Review: The Black Nile by Dan Morrison
Synopsis for The Black Nile by Dan Morrison
Upon hearing the news of tenuous peace in Sudan, foreign correspondent Dan Morrison bought a plank-board boat, summoned a friend who’d never left America, and set out from Uganda, paddling the Nile on a quest to reach Cairo-a trip that tyranny and war had made impossible for decades. With the propulsive force of a thriller, Morrison’s chronicle is a mash-up of travel narrative and reportage, packed with flights into the frightful and absurd. From the hardscrabble fishing villages on Lake Victoria to the floating nightclubs of Cairo, The Black Nile tracks the snarl of commonalities and conflicts that bleed across the Nile valley, bringing to life a complex region in profound transition.
Contrary to the synopsis, The Black Nile is only superficially a book about the Nile. As all good travelogues are, it is more about the people of the Nile – specifically, the White Nile of Uganda and Sudan – than it is about the river itself. It is also only superficially a story of river travel, or of traveling a strange land with an old friend, or anything really bearing any resemblance to how the book markets itself.

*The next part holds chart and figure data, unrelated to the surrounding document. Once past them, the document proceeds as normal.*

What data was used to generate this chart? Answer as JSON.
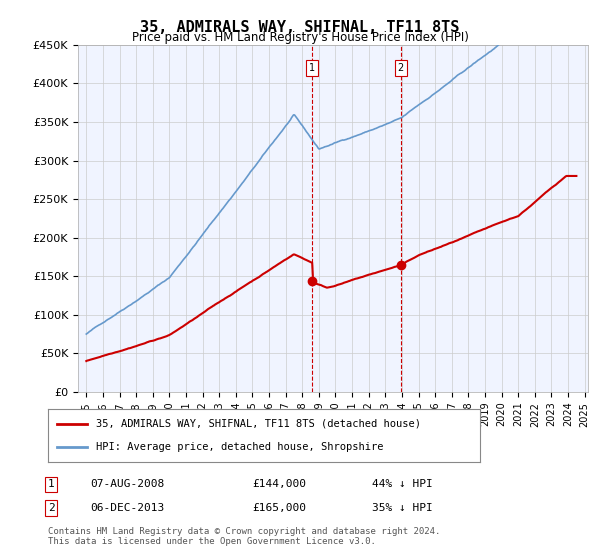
{
  "title": "35, ADMIRALS WAY, SHIFNAL, TF11 8TS",
  "subtitle": "Price paid vs. HM Land Registry's House Price Index (HPI)",
  "ylabel_ticks": [
    "£0",
    "£50K",
    "£100K",
    "£150K",
    "£200K",
    "£250K",
    "£300K",
    "£350K",
    "£400K",
    "£450K"
  ],
  "ylim": [
    0,
    450000
  ],
  "xlim_start": 1995,
  "xlim_end": 2025,
  "legend_line1": "35, ADMIRALS WAY, SHIFNAL, TF11 8TS (detached house)",
  "legend_line2": "HPI: Average price, detached house, Shropshire",
  "sale1_date": "07-AUG-2008",
  "sale1_price": "£144,000",
  "sale1_hpi": "44% ↓ HPI",
  "sale1_x": 2008.6,
  "sale1_y": 144000,
  "sale2_date": "06-DEC-2013",
  "sale2_price": "£165,000",
  "sale2_hpi": "35% ↓ HPI",
  "sale2_x": 2013.92,
  "sale2_y": 165000,
  "footnote": "Contains HM Land Registry data © Crown copyright and database right 2024.\nThis data is licensed under the Open Government Licence v3.0.",
  "red_color": "#cc0000",
  "blue_color": "#6699cc",
  "vline_color": "#cc0000",
  "background_color": "#f0f4ff",
  "plot_bg": "#ffffff"
}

These aren’t necessarily negatives, though. The author himself at one point describes the passe nature of writing of sailing down the most storied river in history – it has been done to death. The Black Nile, while it does cover a journey from the headwaters of the Nile in Lake Victoria all the way to the river’s completion in Rosetta, Egypt, is first and foremost a story of Sudan, newly emerged from civil war between tribes and religions and political beliefs and on the precipice of sundering itself in half once more.

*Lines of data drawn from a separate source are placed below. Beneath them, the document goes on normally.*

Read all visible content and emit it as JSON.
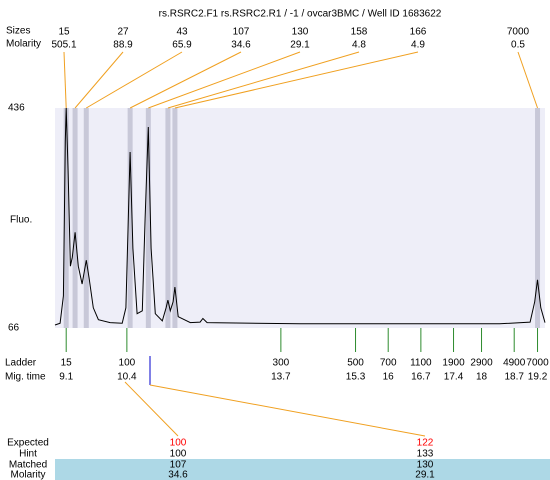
{
  "header": {
    "title": "rs.RSRC2.F1   rs.RSRC2.R1  / -1 / ovcar3BMC / Well ID 1683622"
  },
  "chart_data": {
    "type": "electropherogram",
    "y_label": "Fluo.",
    "ylim": [
      66,
      436
    ],
    "yticks": [
      66,
      436
    ],
    "xlim": [
      8.86,
      19.36
    ],
    "plot_fill": "#eeeef8",
    "band_color": "#c8c8d8",
    "link_color": "#f0a020",
    "ladder_color": "#2e8b2e",
    "peaks": {
      "label_sizes": "Sizes",
      "label_molarity": "Molarity",
      "sizes": [
        15,
        27,
        43,
        107,
        130,
        158,
        166,
        7000
      ],
      "molarity": [
        505.1,
        88.9,
        65.9,
        34.6,
        29.1,
        4.8,
        4.9,
        0.5
      ],
      "times": [
        9.1,
        9.29,
        9.53,
        10.47,
        10.86,
        11.28,
        11.43,
        19.2
      ]
    },
    "ladder": {
      "label": "Ladder",
      "time_label": "Mig. time",
      "sizes": [
        15,
        100,
        300,
        500,
        700,
        1100,
        1900,
        2900,
        4900,
        7000
      ],
      "times": [
        9.1,
        10.4,
        13.7,
        15.3,
        16,
        16.7,
        17.4,
        18,
        18.7,
        19.2
      ]
    },
    "trace": {
      "color": "#000000",
      "x": [
        8.86,
        8.97,
        9.04,
        9.08,
        9.1,
        9.14,
        9.19,
        9.23,
        9.29,
        9.36,
        9.44,
        9.53,
        9.59,
        9.68,
        9.79,
        10.04,
        10.3,
        10.38,
        10.43,
        10.47,
        10.53,
        10.62,
        10.73,
        10.79,
        10.86,
        10.92,
        11.01,
        11.16,
        11.24,
        11.28,
        11.33,
        11.39,
        11.43,
        11.5,
        11.76,
        11.97,
        12.03,
        12.12,
        14.11,
        18.39,
        19.04,
        19.14,
        19.2,
        19.27,
        19.36
      ],
      "values": [
        71,
        74,
        120,
        380,
        436,
        330,
        170,
        185,
        227,
        170,
        140,
        180,
        150,
        100,
        80,
        75,
        74,
        100,
        250,
        362,
        200,
        90,
        95,
        250,
        404,
        200,
        90,
        78,
        100,
        113,
        95,
        110,
        135,
        85,
        75,
        76,
        82,
        75,
        73,
        73,
        76,
        110,
        147,
        100,
        75
      ]
    }
  },
  "matching": {
    "row_labels": [
      "Expected",
      "Hint",
      "Matched",
      "Molarity"
    ],
    "expected": [
      100,
      122
    ],
    "hint": [
      100,
      133
    ],
    "matched": [
      107,
      130
    ],
    "molarity": [
      34.6,
      29.1
    ],
    "expected_color": "#ff0000",
    "row_fill": "#add8e6"
  }
}
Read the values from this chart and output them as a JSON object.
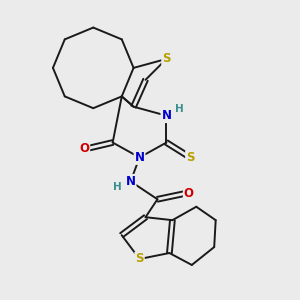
{
  "background_color": "#ebebeb",
  "atom_colors": {
    "C": "#1a1a1a",
    "S": "#b8a000",
    "N": "#0000cc",
    "O": "#cc0000",
    "H": "#3a9090"
  },
  "bond_color": "#1a1a1a",
  "bond_width": 1.4,
  "font_size_atom": 8.5,
  "font_size_h": 7.5
}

There are fascinating characters throughout the book, but none more so than the country of Sudan as a whole. The hardscrabble nature of life in that country, the surreal juxtaposition of hundreds of millions of dollars of oil being harvested while there aren’t enough wells in the next town over to provide clean water to the residents of the area, the image of a mixed family of Christians and Muslims (and polyamorous Chrisitians to boot), of tribal conflicts in one town forgotten just a few miles north – Sudan is the crossroads of Arabia and Africa, of Christianity and Islam and even more ancient, nameless beliefs, and it is well reflected in Morrison’s experience of the country.

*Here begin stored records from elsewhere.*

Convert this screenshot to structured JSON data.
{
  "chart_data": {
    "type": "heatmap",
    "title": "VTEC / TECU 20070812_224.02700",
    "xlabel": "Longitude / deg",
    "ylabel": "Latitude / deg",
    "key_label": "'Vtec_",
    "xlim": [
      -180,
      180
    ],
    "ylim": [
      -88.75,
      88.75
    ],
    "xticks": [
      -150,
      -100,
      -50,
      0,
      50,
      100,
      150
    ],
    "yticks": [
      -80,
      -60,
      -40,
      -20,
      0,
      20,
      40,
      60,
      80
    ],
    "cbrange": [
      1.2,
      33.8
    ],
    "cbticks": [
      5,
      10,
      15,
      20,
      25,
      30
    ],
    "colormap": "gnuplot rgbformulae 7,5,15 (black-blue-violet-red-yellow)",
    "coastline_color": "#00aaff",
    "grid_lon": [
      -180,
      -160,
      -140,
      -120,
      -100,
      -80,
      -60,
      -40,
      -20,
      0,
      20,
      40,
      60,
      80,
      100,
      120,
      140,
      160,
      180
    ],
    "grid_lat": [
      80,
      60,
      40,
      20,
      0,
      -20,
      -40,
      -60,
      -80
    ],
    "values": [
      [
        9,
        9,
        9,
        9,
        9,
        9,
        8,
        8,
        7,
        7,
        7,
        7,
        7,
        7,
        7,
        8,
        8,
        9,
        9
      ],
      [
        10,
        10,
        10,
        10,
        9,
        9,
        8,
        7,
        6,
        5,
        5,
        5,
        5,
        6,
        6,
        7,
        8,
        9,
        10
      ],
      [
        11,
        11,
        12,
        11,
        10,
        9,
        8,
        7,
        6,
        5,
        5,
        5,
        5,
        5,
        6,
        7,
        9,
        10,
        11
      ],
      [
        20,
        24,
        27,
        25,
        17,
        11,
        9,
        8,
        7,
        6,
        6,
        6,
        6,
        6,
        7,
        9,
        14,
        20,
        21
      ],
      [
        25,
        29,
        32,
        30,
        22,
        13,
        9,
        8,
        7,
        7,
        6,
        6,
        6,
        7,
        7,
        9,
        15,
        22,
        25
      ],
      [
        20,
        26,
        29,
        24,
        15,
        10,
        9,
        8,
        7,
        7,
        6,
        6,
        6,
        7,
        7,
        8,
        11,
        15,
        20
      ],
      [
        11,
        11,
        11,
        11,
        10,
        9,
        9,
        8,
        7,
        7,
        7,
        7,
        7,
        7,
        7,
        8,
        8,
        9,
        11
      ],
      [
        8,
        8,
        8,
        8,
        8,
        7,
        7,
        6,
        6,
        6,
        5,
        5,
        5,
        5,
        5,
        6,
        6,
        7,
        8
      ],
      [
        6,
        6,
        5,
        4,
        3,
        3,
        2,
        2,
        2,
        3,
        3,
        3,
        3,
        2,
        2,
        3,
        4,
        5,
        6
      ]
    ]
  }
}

It wasn’t the buddy adventure romp down the Nile that I thought it was when I picked it up – but having now put it down I find myself thinking back on it a great deal more than I probably would have if it was. Traveling the world, even vicariously through books like The Black Nile, is about expanding horizons, learning new things, and appreciating the many different ways in which humanity inhabits this planet. The Black Nile ticks all those boxes, and easily enters the annals of what I consider to be the best travel books ever written.